This may be a simple problem, but I want to be thorough in setting up my problem as I'd like to know why I should proceed in one of two ways (or another if someone thinks it is suitable), so please bare with me.
I'm trying to calibrate the position of an array of 18 avalanche photodiode (APD) detectors. In the experiment, the signal is approximated to come along a single x-axis. To calibrate this, I have an LED that I can move along the axis into my experiment and I can see the intensity increase in a single APD channel as it goes past.
I can only get my LED to go past channel 3-12 of my array, but based on previous experiments, where the experimental setup isn't expected to have changed too much, I expect the signal each APD detects to be evenly spaced.

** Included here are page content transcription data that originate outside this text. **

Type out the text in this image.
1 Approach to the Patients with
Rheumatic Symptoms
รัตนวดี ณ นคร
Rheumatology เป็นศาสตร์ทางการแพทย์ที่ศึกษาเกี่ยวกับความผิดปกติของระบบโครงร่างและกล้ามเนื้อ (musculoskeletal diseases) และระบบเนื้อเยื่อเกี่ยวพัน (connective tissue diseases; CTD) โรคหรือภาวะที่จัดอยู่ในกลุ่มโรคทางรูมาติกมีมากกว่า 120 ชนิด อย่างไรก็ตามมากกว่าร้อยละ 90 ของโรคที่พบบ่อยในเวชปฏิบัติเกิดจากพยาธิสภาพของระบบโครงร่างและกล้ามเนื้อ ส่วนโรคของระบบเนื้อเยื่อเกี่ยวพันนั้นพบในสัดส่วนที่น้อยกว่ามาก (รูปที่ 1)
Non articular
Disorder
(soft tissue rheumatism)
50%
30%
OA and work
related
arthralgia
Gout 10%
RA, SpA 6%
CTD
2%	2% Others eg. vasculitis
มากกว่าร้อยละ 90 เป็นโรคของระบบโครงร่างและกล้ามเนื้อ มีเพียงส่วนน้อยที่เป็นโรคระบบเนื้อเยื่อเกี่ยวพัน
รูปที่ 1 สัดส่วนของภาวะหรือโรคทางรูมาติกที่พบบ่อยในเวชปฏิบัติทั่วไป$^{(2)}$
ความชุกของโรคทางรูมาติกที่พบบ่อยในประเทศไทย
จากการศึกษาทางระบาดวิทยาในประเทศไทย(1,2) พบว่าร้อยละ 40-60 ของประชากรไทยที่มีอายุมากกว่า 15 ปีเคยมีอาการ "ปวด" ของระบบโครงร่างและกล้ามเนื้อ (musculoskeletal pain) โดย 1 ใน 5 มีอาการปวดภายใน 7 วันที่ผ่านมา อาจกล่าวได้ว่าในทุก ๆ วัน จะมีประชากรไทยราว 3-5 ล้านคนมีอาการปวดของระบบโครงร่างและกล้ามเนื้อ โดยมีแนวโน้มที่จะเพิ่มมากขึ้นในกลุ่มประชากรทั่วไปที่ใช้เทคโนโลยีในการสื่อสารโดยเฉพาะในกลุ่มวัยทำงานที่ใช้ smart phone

I have a set of x coordinates that I was able to measure, each with an associated error with position measurements when setting up the calibration, as well as a finite width of the signal detected in a single APD channel.
I use these errors to fit a weighted linear function to the data using scipy.optimize.curve_fit. So as a function of channel number, $n$, I can calculate the position, $x$, from the simple formula
$x = a \times n + b$
where $a$ and $b$ are the coefficients given out from the fitting function. I can also get out the co-variance matrix, and I can also calculate the mean square error (MSE) of the fit to my data points.
Question: how should I estimate the error of the position of the channels?
1) Combine the error of the two fit parameters $a$ and $b$ in quadrature, given as the diagonals of the co-variance matrix.
2) Alternatively, quoting the MSE as the error on any reading.
My error will be larger through method 1, and it seems more robust, especially if I want to use the fit to extrapolate the channels I wasn't able to reach with the LED. My instinct is to add the error of the coefficients in quadrature, but if that's so, what is the MSE actually good for? Or is it just a non-normalised number that gives me an indication of the goodness of the fit to the range I have?